The next evening, 300 miles away in Council Bluffs, Coale bumped into a familiar face: Iowa's Democratic Party chair, Andy McGuire. "We meet again," she said to Coale. "It seems like we spend every night together."

O'Malley, who's had a side career as a musician, decided to play a song for the crowd in Council Bluffs, using a borrowed guitar. "John Coale, come on close," he yelled out, enlisting his friend's help to move people forward.

Coale says he is better positioned to discuss some issues with O'Malley, 52, than most of O'Malley's staffers, who are much younger. They have discussed O'Malley's return to Baltimore after eight years in Annapolis, for example, and the former governor's decision to locate close to his in-laws.

“John Coale is a smart, savvy, mature sounding board for the governor,” said Colm O’Comartun, a former executive director of the Democratic Governors Association who is close to O’Malley, a former DGA chair. “He provides some comfort and stability and really has no agenda of his own.”

O’Malley said he considers himself “very blessed” by his friendship with Coale, who he said has been “encouraging in every way over these last eight years.”

Departing Annapolis

Coale stopped practicing law after the tobacco windfall, aside from the occasional project — including representing his wife in contract negotiations.
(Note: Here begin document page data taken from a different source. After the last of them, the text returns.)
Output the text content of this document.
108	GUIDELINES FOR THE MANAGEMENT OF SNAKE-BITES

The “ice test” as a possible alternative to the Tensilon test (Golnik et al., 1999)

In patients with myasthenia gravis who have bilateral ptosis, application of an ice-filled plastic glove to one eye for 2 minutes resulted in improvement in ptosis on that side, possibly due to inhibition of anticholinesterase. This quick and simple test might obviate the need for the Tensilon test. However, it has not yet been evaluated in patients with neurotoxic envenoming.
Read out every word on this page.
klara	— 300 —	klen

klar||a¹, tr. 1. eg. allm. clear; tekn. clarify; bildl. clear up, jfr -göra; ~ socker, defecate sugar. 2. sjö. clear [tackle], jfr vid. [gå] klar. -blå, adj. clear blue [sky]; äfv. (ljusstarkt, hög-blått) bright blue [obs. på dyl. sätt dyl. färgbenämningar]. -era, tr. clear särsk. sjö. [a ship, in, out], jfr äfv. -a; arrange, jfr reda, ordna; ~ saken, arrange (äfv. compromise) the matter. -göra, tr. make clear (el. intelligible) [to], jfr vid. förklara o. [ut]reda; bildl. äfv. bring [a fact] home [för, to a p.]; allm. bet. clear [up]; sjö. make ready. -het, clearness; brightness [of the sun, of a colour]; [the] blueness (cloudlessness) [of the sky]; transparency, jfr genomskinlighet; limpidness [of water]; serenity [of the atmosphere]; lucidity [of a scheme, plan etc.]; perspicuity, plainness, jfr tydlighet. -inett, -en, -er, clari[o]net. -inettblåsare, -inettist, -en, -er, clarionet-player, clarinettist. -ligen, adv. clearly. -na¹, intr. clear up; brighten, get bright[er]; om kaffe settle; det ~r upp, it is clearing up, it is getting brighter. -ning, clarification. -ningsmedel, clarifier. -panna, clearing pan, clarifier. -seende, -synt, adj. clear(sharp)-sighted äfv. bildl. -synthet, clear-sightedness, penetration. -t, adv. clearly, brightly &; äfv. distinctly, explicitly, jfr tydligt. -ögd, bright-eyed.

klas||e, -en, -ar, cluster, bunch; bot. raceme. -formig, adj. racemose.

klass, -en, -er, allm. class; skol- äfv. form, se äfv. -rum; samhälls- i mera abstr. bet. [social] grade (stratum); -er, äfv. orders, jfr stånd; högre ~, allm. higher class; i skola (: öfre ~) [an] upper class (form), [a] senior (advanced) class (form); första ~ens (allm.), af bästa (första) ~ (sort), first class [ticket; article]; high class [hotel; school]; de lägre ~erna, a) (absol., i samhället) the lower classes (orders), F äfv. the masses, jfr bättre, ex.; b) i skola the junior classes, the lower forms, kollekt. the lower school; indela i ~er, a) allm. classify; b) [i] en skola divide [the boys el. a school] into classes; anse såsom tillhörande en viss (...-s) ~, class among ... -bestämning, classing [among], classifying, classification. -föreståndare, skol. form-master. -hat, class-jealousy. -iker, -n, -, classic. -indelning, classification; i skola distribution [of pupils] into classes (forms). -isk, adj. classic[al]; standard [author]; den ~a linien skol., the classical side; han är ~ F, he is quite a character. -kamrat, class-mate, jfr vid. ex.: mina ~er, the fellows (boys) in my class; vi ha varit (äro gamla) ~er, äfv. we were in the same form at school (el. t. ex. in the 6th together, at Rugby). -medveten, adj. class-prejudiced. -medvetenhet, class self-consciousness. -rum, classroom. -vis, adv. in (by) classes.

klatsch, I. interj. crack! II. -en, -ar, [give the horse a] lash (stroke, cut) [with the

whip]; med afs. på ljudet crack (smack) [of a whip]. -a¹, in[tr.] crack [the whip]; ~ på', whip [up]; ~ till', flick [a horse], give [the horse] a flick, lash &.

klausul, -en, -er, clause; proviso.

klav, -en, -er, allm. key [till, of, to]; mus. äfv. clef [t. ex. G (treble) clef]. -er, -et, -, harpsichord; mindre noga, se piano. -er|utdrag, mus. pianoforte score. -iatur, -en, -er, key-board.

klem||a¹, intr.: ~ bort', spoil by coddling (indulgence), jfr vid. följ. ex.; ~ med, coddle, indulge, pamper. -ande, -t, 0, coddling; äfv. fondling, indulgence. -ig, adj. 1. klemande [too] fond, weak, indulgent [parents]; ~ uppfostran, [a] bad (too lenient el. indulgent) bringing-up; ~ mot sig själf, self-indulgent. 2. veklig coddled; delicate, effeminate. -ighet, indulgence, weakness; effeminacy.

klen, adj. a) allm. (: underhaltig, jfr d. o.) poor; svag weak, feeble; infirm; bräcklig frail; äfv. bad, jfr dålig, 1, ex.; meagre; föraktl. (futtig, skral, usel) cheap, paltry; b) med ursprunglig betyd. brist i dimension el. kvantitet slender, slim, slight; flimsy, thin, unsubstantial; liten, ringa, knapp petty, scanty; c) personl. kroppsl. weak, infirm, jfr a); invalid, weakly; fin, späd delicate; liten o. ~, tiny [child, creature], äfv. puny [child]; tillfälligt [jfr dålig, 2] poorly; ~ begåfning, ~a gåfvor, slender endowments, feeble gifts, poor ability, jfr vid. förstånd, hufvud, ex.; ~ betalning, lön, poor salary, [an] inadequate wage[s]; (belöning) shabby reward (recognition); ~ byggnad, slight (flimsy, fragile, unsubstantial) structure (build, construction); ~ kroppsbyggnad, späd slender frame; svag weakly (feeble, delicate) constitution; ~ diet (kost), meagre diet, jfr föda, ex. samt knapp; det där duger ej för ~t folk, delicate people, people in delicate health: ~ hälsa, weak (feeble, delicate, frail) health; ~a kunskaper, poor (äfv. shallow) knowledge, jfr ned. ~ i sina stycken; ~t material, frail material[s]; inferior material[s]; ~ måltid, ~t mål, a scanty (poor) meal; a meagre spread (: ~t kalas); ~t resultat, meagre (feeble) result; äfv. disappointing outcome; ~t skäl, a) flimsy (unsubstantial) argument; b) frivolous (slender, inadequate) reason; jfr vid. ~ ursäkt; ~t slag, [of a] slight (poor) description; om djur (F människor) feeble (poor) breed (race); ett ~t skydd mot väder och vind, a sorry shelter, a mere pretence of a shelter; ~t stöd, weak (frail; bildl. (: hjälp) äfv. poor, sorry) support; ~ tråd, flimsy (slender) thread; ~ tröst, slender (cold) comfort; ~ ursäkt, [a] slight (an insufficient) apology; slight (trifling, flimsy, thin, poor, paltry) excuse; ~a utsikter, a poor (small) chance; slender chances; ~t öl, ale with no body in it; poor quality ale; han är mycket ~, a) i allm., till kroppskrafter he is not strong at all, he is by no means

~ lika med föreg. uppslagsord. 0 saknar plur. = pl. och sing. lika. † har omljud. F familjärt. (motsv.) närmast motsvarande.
The couple shared a law practice before she launched her television career and have lived together since 1980. It is her first marriage and his third. They are big donors to their church and are active in other philanthropies, operating an orphanage in Haiti and adopting two villages in Cambodia.

The couple own a home in Clearwater, Fla., where the church has its central training and retreat center, and they maintain an apartment in New York, a cabin in Vermont and a place in Nantucket, Mass. They spend much of their time in their residences in Washington’s upscale Forest Hills neighborhood and in Annapolis, Maryland’s picturesque waterfront capital, where their 80-foot Trumpy yacht is often moored.

The five-bedroom red-brick home in the Annapolis historic district, which the couple bought in 2010, is on the market for $1.8 million. Coale said there's "a little truth" to the theory that he and Van Susteren saw less reason to stay in the capital once O'Malley left office.

"I don't think I'll be going to the governor's house" now that Republican Larry Hogan has moved in, Coale said. "Don't know Larry. Never met him."

On ABC’s “This Week” in January, Van Susteren described O’Malley as “the big sleeper candidate” of 2016 without disclosing his friendship with her husband — raising eyebrows among some journalists. More recently, on her own show, she made a point of telling viewers about the connection.

While accompanying Van Susteren on a 2008 reporting trip to Georgia, Coale got to know Sarah and Todd Palin, who were in town campaigning for a Republican Senate candidate. Coale learned that the Palins were deeply in debt related to legal investigations in Alaska and helped Sarah Palin set up a political action committee to address it.

He spoke about the PAC with another pal, New York Post gossip columnist Cindy Adams, who promptly mentioned the fund in her column. “Like, within three days,” Coale said, $400,000 was donated.

Coale said O’Malley hasn’t always been thrilled by his choice of allegiances, particularly when Coale supported McCain in 2008 after Clinton lost the Democratic nomination to Barack Obama. During the 2012 presidential race, Coale spent time on the campaign bus of Republican Herman Cain. “It was a hoot,” he said. “The guy’s funny.”

Asked about Coale’s other friends, O’Malley fell back on a line he often uses in other contexts: “I think he’s a broad-minded guy who understands we’re all in this together.”